Anders ausgedrückt: Wir können das Photon auf seinem Weg nicht „verorten“, ohne seine ursprüngliche „wellenförmige“ Bewegung zu zerstören.

Es ist aber doch als Teilchen „losgeflogen“ und angekommen, und so muss es doch von A nach B irgendeinen Weg gegangen sein, auch wenn er sich nicht messen lässt. Es kann sich doch nicht wegen der Spalten kurz geteilt und dann wieder zusammengefügt haben.

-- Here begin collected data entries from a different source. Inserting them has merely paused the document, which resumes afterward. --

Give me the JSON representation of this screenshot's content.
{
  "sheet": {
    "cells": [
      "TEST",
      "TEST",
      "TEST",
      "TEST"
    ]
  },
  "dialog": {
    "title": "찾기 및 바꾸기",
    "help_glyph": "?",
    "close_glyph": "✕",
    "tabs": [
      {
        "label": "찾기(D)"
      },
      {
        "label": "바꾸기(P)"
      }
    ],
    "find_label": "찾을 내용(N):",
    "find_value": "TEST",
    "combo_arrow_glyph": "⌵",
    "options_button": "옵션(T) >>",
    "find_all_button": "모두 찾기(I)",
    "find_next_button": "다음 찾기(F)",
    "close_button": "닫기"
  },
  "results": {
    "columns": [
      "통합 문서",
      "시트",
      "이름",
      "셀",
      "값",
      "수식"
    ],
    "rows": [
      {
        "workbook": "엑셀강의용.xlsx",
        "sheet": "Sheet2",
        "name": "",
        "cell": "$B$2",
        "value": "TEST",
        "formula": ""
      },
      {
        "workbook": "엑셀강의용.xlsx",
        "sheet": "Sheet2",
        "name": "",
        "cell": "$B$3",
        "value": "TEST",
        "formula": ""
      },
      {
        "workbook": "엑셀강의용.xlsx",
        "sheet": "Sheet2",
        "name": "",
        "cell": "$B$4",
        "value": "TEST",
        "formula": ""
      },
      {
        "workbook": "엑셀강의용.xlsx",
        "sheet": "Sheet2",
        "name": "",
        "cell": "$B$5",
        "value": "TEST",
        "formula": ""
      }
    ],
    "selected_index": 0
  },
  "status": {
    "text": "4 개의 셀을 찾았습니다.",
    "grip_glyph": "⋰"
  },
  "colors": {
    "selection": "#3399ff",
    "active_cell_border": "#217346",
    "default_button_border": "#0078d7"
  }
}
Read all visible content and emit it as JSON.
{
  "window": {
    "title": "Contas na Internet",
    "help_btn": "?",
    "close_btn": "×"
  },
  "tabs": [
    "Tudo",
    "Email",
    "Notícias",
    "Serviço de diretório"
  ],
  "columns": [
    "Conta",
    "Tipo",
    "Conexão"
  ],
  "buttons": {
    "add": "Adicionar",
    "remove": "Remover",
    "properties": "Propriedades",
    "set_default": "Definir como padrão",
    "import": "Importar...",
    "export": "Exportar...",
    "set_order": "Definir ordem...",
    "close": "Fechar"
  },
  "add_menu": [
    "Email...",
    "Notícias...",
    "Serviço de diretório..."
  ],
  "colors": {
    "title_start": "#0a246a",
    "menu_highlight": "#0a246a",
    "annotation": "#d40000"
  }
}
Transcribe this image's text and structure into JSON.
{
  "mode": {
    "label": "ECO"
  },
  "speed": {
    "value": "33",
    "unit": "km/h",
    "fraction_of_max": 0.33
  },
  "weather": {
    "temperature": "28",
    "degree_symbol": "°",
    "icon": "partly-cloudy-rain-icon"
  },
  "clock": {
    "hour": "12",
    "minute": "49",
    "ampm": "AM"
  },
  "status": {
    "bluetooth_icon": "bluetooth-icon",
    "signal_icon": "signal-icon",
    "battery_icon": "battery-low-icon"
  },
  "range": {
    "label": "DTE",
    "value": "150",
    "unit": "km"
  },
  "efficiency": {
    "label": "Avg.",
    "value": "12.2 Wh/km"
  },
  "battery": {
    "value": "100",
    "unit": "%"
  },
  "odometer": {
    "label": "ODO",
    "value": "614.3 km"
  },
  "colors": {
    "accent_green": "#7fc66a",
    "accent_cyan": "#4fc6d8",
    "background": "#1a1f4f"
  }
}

Oder ist es für den Fall, dass wir nicht messen, sinnlos, von einem Weg zwischen A und B zu sprechen? Vielleicht war das Photon zwischendurch nicht mehr lokal vorhanden, sondern irgendwie virtuell?

Einstein war bekanntermaßen der Auffassung, dass es solch eine lokale Realität geben müsse, und zwar unabhängig vom Beobachter, und dass somit in der Quantenmechanik ein Zwischenglied fehle, eine Art Variable, die uns eine solche Realität vermittelt. Die Wahrscheinlichkeit verbirgt die Realität. Mit anderen Worten: wir sind noch nicht am Ende der Erkenntnis.

Demgegenüber hat sich die Kopenhagener Deutung, durchgesetzt, dass wir über ein Quantenobjekt allein sagen können dass es sich „unterwegs“ bzw. „ungemessen“ an unendlich vielen Orten aufhält, jedoch mit unterschiedlicher Wahrscheinlichkeit (ausgenommen die Wahrscheinlichkeit 1). Gleichzeitig da und dort zu sein, jedoch mit unterschiedlicher Wahrscheinlichkeit da beziehungsweise dort – das ist eine wirkliche Eigenschaft des Quantenobjekts, und die Wellenfunktion beschreibt diese Eigenschaft zur Gänze. Anders ausgedrückt, uns ist egal, ob das ungemessene Quantenobjekt sich wirklich an irgendeinem dieser Orte zur Gänze aufhält, denn uns genügt seine Aufenthaltswahrscheinlichkeit für jeden der möglichen Orte vollkommen. Damit können wir erfolgreich rechnen. Mehr ist dazu nicht zu sagen.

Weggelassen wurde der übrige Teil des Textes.